Sans leader ni collectif, sans banderole aussi, sur la place des Terreaux, à 14h30, on les devinait manifestant, au regard du nombre important de journalistes autour d'eux.

La plupart des étudiants présents sont en faculté de Droit, à Lyon 2. Ils se sont donnés le mot via une chaîne de mails. Leur faculté accueille aussi les étudiants en sciences-politiques ; l'ambiance est pour le moins tendue : 'en gros, c'est Sciences-po contre le Droit. Ils viennent toujours empêcher nos cours', résume une étudiante en Licence. Opposition aux blocages, envie de suivre les cours. Il ne s'agit toutefois pas d'une manifestation des étudiants en Droit en faveur des réformes Pécresse.

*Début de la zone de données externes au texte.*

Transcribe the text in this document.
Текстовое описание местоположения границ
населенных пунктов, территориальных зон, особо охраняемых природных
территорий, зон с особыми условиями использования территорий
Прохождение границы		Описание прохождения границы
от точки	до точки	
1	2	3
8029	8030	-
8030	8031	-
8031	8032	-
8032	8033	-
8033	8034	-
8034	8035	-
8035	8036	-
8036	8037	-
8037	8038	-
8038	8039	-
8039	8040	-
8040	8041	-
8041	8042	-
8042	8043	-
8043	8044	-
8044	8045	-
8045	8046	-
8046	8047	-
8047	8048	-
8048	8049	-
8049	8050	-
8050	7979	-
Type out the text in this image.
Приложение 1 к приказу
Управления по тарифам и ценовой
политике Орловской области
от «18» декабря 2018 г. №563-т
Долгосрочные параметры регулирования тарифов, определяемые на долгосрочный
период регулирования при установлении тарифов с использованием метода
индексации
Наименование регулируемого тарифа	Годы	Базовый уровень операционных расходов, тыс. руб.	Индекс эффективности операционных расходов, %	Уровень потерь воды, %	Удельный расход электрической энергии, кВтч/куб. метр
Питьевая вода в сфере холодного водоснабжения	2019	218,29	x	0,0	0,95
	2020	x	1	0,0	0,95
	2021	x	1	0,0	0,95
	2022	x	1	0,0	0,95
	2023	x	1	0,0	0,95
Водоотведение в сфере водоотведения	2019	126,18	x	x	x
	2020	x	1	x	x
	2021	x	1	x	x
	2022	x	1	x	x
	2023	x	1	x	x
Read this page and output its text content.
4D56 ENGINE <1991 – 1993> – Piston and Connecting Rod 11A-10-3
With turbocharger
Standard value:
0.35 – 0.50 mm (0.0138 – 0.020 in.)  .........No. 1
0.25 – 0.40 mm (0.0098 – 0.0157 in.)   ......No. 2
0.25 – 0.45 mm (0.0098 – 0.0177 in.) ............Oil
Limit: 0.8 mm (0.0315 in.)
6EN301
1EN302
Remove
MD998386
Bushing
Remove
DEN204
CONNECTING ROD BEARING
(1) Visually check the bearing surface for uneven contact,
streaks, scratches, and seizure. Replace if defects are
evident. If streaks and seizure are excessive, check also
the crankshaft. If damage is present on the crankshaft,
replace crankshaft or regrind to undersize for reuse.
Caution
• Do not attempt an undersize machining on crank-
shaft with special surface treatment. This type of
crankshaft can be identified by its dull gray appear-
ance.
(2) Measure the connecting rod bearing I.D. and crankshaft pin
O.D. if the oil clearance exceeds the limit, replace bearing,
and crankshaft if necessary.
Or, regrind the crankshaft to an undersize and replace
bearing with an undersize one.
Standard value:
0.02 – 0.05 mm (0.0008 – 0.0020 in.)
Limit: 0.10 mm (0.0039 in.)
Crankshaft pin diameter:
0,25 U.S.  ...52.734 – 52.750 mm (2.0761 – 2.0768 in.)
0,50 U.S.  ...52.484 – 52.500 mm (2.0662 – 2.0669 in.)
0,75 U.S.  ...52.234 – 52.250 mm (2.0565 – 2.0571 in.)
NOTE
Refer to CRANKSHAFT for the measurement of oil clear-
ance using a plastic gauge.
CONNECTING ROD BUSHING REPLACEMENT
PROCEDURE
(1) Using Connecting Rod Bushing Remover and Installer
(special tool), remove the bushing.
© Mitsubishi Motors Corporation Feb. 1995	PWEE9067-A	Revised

Devant l'hôtel de ville, soit, les étudiants ne souhaitent pas se prononcer, soit, ils se disent contre la LRU. 'Ce n'est pas le fond le problème, c'est la forme'. Ces étudiants en Droit souhaitent 'un blocage partiel, quand il y a manifestation'. Ils se montrent également exaspérés par les discours d'étudiants 'en histoire ou en anthropologie' qui interprètent les lois 'avec une imagination débordante'.

'L'inaction' de la présidence

Outre l'analyse douteuse des réformes, ces étudiants en Droit veulent pointer du doigt 'l'inaction du président de Lyon 2'. Ils évoquent un mail de la présidence qui stipule aux étudiants 'de ne pas parler du blocage' pour ne pas 'effrayer les partenaires de la faculté'. Ces étudiants ont souhaité rester anonymes. Ils évoquent l'un de leurs condisciples 'qui subit des pressions' après être passé à France 3 région et avoir critiqué la présidence. Les anti-bloqueurs s'appuient sur une motion adoptée par le Conseil de la Faculté de Droit et Sciences-politiques. La motion dénonce 'l'Université Lyon 2 qui paraît se caractériser par une tolérance extrême' vis-à-vis 'du processus de désordre'.